The Average Weighted Interest Rates

Loans, debts, lines of credit and various investment instruments all come with interest rates. These interest rates help to measure the continuing impact that the debt or investment is having on your finances. By calculating an average weighted interest rate for various items, you can get a clearer understanding of where you stand financially and plan your next move.

Definition of Interest

    Interest is the amount of money someone must pay to borrow or owe money over a certain period of time. A common measurement for interest is annual percentage rate, or APR. This is the percentage of the principal, the original amount owed or borrowed, or the outstanding balance that the borrower must pay per year. When lenders see a borrower as someone who is high-risk, they assess high interest rates in order to cover that risk. When they see that a borrower is low-risk, they assess low interest rates to compete with other lenders.
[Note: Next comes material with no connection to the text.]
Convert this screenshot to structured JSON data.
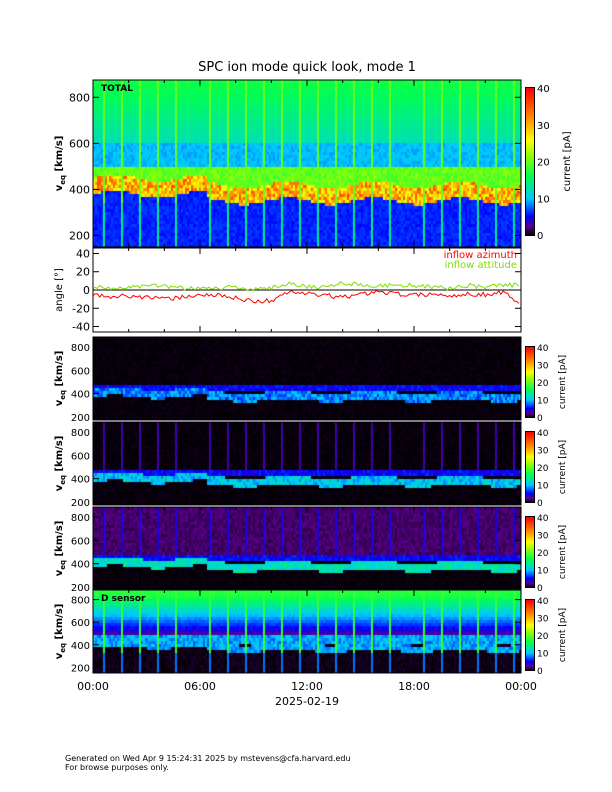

This same principal applies when someone puts money into an interest-bearing account or security, as that investor is essentially letting someone else borrow her money.

Investment and Debt

    Sometimes, it may become necessary to consolidate multiple debts into a single measurement. An investor may do this with a collection of debt instruments that he holds, such as corporate bonds. This gives a consolidated figure regarding the return that the investor is enjoying from the bonds. Another common example would be calculating debt. For instance, a debtor may decide to take a collection of debts owed such as a home loan, a car loan, student loans and credit card balances and group them together to see how much he is paying in interest.

Calculation

    To calculate the average weighted interest for your debts or debt securities, first multiply the value of each item's principal or amount owed by the interest rate for that item. Add these figures together. This is the total per loan weight factor. Now, find the sum of all principal or amounts owed. Divide the total per loan weight factor by the sum of all principal or amounts owed. Round it to the nearest 1/8 percent. This is your average weighted interest rate.

Uses

    Calculating the average weighted interest of your debts or investments can help you to make intelligent financial decisions. For instance, if you are contemplating getting a debt consolidation loan, you can use the average weighted interest weight of your debts to see if the interest rate for the debt consolidation loan is lower than what you are currently paying. Also, if you are contemplating between using funds to invest in an interest-bearing security or pay off your debts, you can compare what you would make from the investment to what you are losing in interest payments. If the average weighted interest rate for your debts is higher than what you would make from the investment, you should pay off your debts first.